Der gewaltige Zustrom von Flüchtlingen stellt den Staat vor enorme Probleme. Nicht zuletzt aufgrund der anstehenden Winterperiode müssen schnelle Lösungen gefunden werden, mahnt die Bauindustrie. Mit schnelleren Genehmigungsverfahren und der Nutzung industrieller Baumethoden, sowie der Zurückführung der Regulierung auf ein vernünftiges Maß und steuerlichen Anreizen könnten Flüchtlingsunterkünfte schneller gebaut und kurzfristig bezahlbarer Wohnraum geschaffen werden.
Der Winter steht vor der Tür, und in der Frage dauerhafter Flüchtlingsunterkünfte ist noch immer nicht vollständig geklärt. Daher fordert der Bayerische Bauindustrieverband von der Politik ein schnelles Handeln. “Denn mit den üblichen Vorschriften, mit den uns vertrauten gründlichen und langwierigen Genehmigungsverfahren, mit den hohen Naturschutz- und Energieauflagen dauert es zu lange”, erklärt der Hauptgeschäftsführer des Bayerischen Bauindustrieverbandes, Thomas Schmid.

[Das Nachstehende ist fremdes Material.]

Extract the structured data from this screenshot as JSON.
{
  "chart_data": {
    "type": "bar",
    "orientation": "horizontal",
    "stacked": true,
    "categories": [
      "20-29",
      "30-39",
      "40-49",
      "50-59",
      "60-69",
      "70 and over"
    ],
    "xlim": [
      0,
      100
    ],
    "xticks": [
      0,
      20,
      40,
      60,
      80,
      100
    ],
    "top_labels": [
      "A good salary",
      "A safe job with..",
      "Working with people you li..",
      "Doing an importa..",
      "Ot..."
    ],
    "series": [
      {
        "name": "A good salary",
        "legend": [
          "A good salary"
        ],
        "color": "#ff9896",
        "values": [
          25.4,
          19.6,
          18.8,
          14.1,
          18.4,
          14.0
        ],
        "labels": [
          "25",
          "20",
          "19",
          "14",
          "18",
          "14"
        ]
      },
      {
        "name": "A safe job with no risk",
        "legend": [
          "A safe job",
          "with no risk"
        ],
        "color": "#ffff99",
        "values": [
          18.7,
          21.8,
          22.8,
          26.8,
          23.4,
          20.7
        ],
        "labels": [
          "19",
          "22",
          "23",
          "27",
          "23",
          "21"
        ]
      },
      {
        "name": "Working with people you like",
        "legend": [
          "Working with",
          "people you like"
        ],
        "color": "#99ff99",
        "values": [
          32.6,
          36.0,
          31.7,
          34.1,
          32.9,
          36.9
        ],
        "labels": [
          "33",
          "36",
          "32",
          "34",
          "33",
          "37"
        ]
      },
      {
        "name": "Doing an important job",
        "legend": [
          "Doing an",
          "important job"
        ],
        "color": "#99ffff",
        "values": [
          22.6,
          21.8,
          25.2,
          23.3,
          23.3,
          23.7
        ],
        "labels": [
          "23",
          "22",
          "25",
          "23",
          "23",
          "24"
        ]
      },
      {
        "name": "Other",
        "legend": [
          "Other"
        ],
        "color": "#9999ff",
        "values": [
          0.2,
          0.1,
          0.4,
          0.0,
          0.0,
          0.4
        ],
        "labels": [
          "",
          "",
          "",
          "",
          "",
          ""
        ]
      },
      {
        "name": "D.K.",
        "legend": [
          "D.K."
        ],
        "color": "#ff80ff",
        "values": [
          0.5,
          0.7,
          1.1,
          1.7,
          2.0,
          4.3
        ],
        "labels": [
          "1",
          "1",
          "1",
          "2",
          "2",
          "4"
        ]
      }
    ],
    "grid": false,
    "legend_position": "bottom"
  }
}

Es müsse möglichst bald und möglichst schnell gebaut werden können, appelliert Schmid mit Blick auf drei Prinzipien: So dürfe es erstens keine Abstriche bei Brandschutz und Standsicherheit der Gebäude geben, sehr wohl jedoch zweitens vernünftige Einschränkungen beim Lärmschutz, den energetischen Anforderungen und der geforderten Wohnfläche pro Person. Dabei empfiehlt Schmid sinnvolle Lockerungen staatlicher Regulierungen wie der EnEV 2014. “Vorübergehend ist es zumutbar, wenn wir nach dem bereits hohen Standards von 2009 bauen. Ebenso brauchen wir Flexibilität bei den Lärmschutzanforderungen und bei der maximalen Raumbelegung. Große Familien sollen schließlich zusammen wohnen können.”

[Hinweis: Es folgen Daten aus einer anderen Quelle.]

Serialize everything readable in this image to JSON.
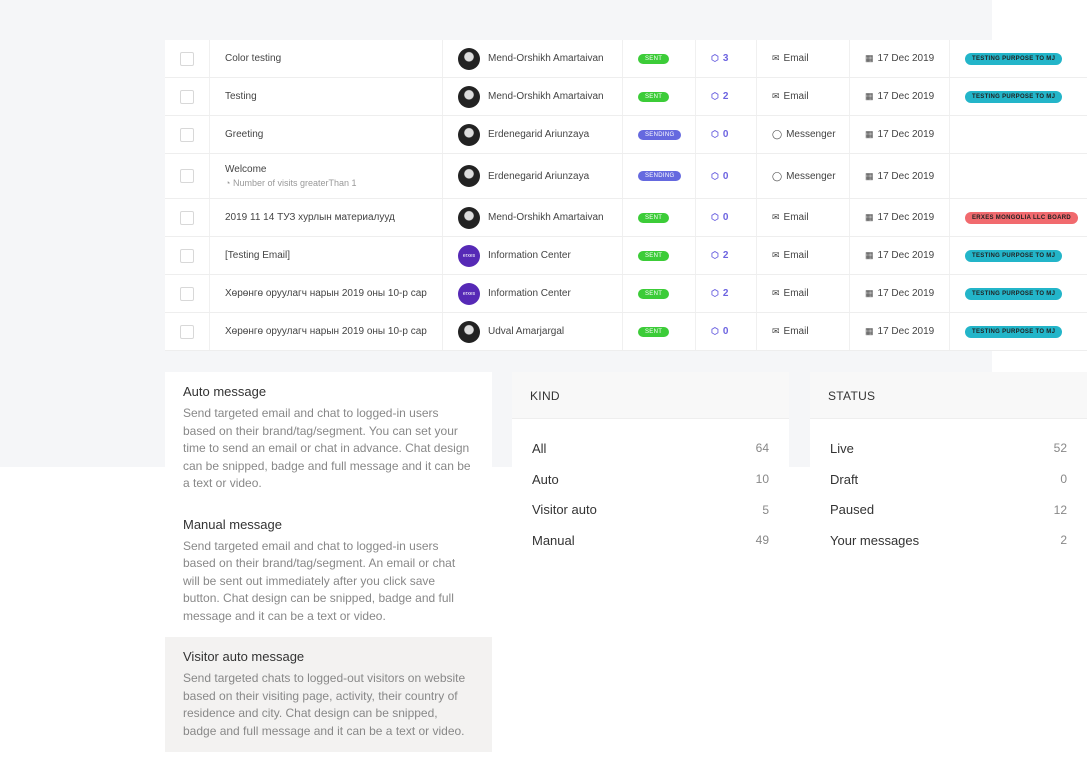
{
  "colors": {
    "sent": "#3ccc38",
    "sending": "#6569df",
    "tag_teal": "#23b5c9",
    "tag_red": "#f16a6e",
    "accent": "#6c63e0"
  },
  "rows": [
    {
      "title": "Color testing",
      "subtitle": "",
      "author": "Mend-Orshikh Amartaivan",
      "avatar": "photo",
      "status": "SENT",
      "count": "3",
      "kind": "Email",
      "kind_icon": "envelope-icon",
      "date": "17 Dec 2019",
      "tag": "TESTING PURPOSE TO MJ",
      "tag_color": "teal"
    },
    {
      "title": "Testing",
      "subtitle": "",
      "author": "Mend-Orshikh Amartaivan",
      "avatar": "photo",
      "status": "SENT",
      "count": "2",
      "kind": "Email",
      "kind_icon": "envelope-icon",
      "date": "17 Dec 2019",
      "tag": "TESTING PURPOSE TO MJ",
      "tag_color": "teal"
    },
    {
      "title": "Greeting",
      "subtitle": "",
      "author": "Erdenegarid Ariunzaya",
      "avatar": "photo",
      "status": "SENDING",
      "count": "0",
      "kind": "Messenger",
      "kind_icon": "chat-bubble-icon",
      "date": "17 Dec 2019",
      "tag": "",
      "tag_color": ""
    },
    {
      "title": "Welcome",
      "subtitle": "Number of visits greaterThan 1",
      "author": "Erdenegarid Ariunzaya",
      "avatar": "photo",
      "status": "SENDING",
      "count": "0",
      "kind": "Messenger",
      "kind_icon": "chat-bubble-icon",
      "date": "17 Dec 2019",
      "tag": "",
      "tag_color": ""
    },
    {
      "title": "2019 11 14 ТУЗ хурлын материалууд",
      "subtitle": "",
      "author": "Mend-Orshikh Amartaivan",
      "avatar": "photo",
      "status": "SENT",
      "count": "0",
      "kind": "Email",
      "kind_icon": "envelope-icon",
      "date": "17 Dec 2019",
      "tag": "ERXES MONGOLIA LLC BOARD",
      "tag_color": "red"
    },
    {
      "title": "[Testing Email]",
      "subtitle": "",
      "author": "Information Center",
      "avatar": "logo",
      "avatar_text": "erxes",
      "status": "SENT",
      "count": "2",
      "kind": "Email",
      "kind_icon": "envelope-icon",
      "date": "17 Dec 2019",
      "tag": "TESTING PURPOSE TO MJ",
      "tag_color": "teal"
    },
    {
      "title": "Хөрөнгө оруулагч нарын 2019 оны 10-р сар",
      "subtitle": "",
      "author": "Information Center",
      "avatar": "logo",
      "avatar_text": "erxes",
      "status": "SENT",
      "count": "2",
      "kind": "Email",
      "kind_icon": "envelope-icon",
      "date": "17 Dec 2019",
      "tag": "TESTING PURPOSE TO MJ",
      "tag_color": "teal"
    },
    {
      "title": "Хөрөнгө оруулагч нарын 2019 оны 10-р сар",
      "subtitle": "",
      "author": "Udval Amarjargal",
      "avatar": "photo",
      "status": "SENT",
      "count": "0",
      "kind": "Email",
      "kind_icon": "envelope-icon",
      "date": "17 Dec 2019",
      "tag": "TESTING PURPOSE TO MJ",
      "tag_color": "teal"
    }
  ],
  "message_types": [
    {
      "title": "Auto message",
      "description": "Send targeted email and chat to logged-in users based on their brand/tag/segment. You can set your time to send an email or chat in advance. Chat design can be snipped, badge and full message and it can be a text or video.",
      "active": false
    },
    {
      "title": "Manual message",
      "description": "Send targeted email and chat to logged-in users based on their brand/tag/segment. An email or chat will be sent out immediately after you click save button. Chat design can be snipped, badge and full message and it can be a text or video.",
      "active": false
    },
    {
      "title": "Visitor auto message",
      "description": "Send targeted chats to logged-out visitors on website based on their visiting page, activity, their country of residence and city. Chat design can be snipped, badge and full message and it can be a text or video.",
      "active": true
    }
  ],
  "kind_filter": {
    "title": "KIND",
    "items": [
      {
        "label": "All",
        "count": "64"
      },
      {
        "label": "Auto",
        "count": "10"
      },
      {
        "label": "Visitor auto",
        "count": "5"
      },
      {
        "label": "Manual",
        "count": "49"
      }
    ]
  },
  "status_filter": {
    "title": "STATUS",
    "items": [
      {
        "label": "Live",
        "count": "52"
      },
      {
        "label": "Draft",
        "count": "0"
      },
      {
        "label": "Paused",
        "count": "12"
      },
      {
        "label": "Your messages",
        "count": "2"
      }
    ]
  }
}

Außerdem sollten drittens die Auftragsvergabe und das Genehmigungsverfahren, wie auch alle anderen bürokratischen Abläufe massiv beschleunigt werden. Dazu gehört auch die Nutzung aller bestehender Beschleunigungsmaßnahmen im Vergaberecht, wie die Beschränkte Ausschreibung, die Freihändige Ausschreibung, das Nichtoffene Verfahren und das Verhandlungsverfahren. Dabei müssen industrielle Fertigungsmethoden wie Fertigteilbauweisen ebenso zulässig sein, wie eine Modulbauweise. “Schnelles Bauen gelingt am besten mit industriellen Bauverfahren”, betont Schmidt.
Da die Bayerische Bauindustrie die aus öffentlichen Mitteln finanzierten Maßnahmen nicht für ausreichend hält, sei auch eine weitere Förderung privaten Kapitals zur Lösung der Wohnungsbauprobleme nötig. “Ich schlage vor, dafür die steuerliche Förderung des Baus von Flüchtlingswohnheimen genauso auszugestalten wie sie derzeit für Sanierungsgebiete und Baudenkmäler gilt, nämlich 10 %-Afa auf 10 Jahr”, so Schmid und fordert darüber hinaus als weiteren Impuls zum Bau bezahlbarer Mietwohnungen auch die Verdoppelung der linearen Afa auf 4 Prozent.